A total of 32 children under the age of 10 are among 92 people confirmed killed in fighting on a town near the city of Homs.
Activists said Syrian government forces attacked Houla with artillery.
It is the bloodiest loss of life since a ceasefire brokered by the United Nations and the Arab League was put into effect last month.
Confirming the killings, the head of the UN observer mission to Syria, General Robert Mood, in Damascus, told Sky News: "Whichever way you look at this, whoever started and whoever responded and whoever contributed, to this deplorable act of violence should be held responsible.
"This indiscriminate and disproportionate use of force is unacceptable and I would also say unforgivable."
Up to 250 UN observers are in Syria to monitor the ceasefire and a team arrived in the Houla region, which is made up of several villages in the province of Homs, on Saturday.
Gen Mood told Sky it had been impossible to send unarmed observers to the area until the violence subsided.

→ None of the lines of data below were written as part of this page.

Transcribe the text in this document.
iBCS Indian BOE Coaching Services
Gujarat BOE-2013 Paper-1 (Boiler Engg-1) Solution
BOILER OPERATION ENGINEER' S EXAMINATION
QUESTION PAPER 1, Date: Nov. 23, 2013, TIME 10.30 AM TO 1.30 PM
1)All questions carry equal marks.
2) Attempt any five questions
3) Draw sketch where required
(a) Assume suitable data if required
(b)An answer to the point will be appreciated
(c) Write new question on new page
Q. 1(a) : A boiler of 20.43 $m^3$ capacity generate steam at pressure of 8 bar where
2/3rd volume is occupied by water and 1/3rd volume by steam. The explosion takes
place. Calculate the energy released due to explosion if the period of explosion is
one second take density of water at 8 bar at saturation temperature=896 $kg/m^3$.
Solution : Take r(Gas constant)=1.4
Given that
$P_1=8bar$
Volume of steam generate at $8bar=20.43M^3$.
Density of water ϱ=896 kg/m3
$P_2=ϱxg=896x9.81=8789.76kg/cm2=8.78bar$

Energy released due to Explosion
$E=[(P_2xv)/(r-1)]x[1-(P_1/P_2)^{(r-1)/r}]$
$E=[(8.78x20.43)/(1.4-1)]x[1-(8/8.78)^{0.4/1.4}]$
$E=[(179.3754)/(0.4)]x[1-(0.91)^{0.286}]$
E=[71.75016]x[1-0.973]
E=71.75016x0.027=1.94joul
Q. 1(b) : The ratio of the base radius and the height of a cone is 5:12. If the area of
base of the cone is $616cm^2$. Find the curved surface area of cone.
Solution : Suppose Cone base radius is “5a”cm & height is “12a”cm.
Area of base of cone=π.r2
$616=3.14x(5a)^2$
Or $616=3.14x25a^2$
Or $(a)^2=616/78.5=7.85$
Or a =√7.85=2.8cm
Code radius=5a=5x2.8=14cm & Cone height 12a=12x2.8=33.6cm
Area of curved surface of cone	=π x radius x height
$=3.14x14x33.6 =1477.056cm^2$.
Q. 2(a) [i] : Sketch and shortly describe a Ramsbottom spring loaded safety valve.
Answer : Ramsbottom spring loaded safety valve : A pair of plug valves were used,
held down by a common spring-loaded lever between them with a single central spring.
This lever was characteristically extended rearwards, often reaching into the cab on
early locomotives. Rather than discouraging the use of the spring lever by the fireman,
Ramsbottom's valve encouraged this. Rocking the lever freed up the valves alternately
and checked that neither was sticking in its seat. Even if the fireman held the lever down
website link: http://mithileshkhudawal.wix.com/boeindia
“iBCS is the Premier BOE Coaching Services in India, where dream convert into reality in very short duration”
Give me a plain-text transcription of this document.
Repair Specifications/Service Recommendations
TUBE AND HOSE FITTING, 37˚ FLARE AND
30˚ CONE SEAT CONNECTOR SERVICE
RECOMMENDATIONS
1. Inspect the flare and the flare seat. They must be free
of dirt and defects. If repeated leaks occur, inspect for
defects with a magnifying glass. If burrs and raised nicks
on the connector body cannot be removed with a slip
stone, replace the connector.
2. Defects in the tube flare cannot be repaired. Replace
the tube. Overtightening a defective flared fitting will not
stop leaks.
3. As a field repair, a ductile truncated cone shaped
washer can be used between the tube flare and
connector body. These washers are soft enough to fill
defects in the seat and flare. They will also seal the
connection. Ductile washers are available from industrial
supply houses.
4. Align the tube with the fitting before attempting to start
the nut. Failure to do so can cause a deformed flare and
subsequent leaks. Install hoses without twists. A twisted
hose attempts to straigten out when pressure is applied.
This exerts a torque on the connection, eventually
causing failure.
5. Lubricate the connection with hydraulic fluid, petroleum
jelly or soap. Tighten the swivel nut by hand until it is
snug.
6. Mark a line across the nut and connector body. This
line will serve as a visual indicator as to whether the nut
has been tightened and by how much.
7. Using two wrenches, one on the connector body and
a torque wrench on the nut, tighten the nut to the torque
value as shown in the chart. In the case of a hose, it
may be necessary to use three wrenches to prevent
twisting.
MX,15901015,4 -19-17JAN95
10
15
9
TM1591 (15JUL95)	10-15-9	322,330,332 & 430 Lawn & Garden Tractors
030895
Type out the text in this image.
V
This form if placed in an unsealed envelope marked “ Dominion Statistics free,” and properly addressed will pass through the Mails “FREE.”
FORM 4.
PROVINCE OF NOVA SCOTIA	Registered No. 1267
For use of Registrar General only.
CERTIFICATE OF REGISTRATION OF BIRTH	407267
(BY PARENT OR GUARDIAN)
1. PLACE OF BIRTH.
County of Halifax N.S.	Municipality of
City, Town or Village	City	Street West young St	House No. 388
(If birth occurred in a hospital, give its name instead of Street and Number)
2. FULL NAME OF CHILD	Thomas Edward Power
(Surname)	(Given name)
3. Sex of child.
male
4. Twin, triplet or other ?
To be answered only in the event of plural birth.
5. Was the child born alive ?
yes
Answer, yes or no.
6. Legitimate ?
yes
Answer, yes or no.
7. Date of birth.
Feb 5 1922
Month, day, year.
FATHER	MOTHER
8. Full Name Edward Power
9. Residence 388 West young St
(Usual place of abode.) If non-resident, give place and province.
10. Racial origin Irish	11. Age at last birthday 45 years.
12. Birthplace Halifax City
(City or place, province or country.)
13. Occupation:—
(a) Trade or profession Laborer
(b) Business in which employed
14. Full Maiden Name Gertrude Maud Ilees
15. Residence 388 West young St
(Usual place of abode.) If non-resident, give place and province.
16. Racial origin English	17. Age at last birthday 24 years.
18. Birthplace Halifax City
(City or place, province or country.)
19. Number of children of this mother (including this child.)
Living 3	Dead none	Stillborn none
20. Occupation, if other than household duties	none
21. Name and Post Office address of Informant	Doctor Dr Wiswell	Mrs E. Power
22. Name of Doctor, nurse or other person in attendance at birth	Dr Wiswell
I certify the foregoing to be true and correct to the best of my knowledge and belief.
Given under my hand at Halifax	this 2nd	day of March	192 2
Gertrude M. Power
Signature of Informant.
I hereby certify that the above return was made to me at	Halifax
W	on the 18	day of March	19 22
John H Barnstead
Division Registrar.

Amateur videos posted online showed graphic images of dead children lying on a floor. Some were wearing bloody clothes and had severe head wounds.
Another clip showed a mass grave, four bodies wide.
Foreign Secretary William Hague has called for a "strong international response" and said Britain was calling for an urgent session of the UN Security Council.
He said: "Our urgent priority is to establish a full account of this appalling crime and to move swiftly to ensure that those responsible are identified and held to account.
"We are consulting urgently with our allies on a strong international response, including at the UN Security Council, the EU and UN Human Rights bodies."
Earlier, Walid Saffour, from the Syrian Human Rights Committee , said President Bashar al Assad's forces were "continuing their onslaught" in Houla.
"The inaction of the international community helps the Syrian authorities to perpetrate these massacres on a large scale," he told Sky News.
The Syrian government, for its part, blamed the killings on "armed terrorist groups".
UN Secretary General Ban Ki-Moon said: "This appalling and brutal crime involving indiscriminate and disproportionate use of force is a flagrant violation of international law and of the commitments of the Syrian government to cease the use of heavy weapons in population centers and violence in all its forms."
France's foreign minister Laurent Fabius condemned the massacre and said he was "making immediate arrangements for a Friends of Syria group meeting in Paris", and the White House said the attack was a "vile testament to an illegitimate regime".
Meanwhile, the rebel Free Syrian Army (FSA) called for the Friends of Syria group of nations to carry out air strikes on the forces of President Assad.
The FSA has said it is no longer committed to the peace plan negotiated with the Assad regime.
Syria's main opposition bloc has also urged the UN Security Council to convene an emergency meeting to examine what happened in Houla.
"Some of the victims were hit by heavy artillery while others, entire families, were massacred," Bassma Kodmani, of the Syrian National Council, said.
The latest violence comes as tens of thousands of protesters took to the streets, and tanks were reportedly deployed to counter public action after Friday prayers.
For the first time since the uprising against President Assad's regime erupted 14 months ago, army tanks rumbled through Aleppo, the London-based Syrian Observatory said.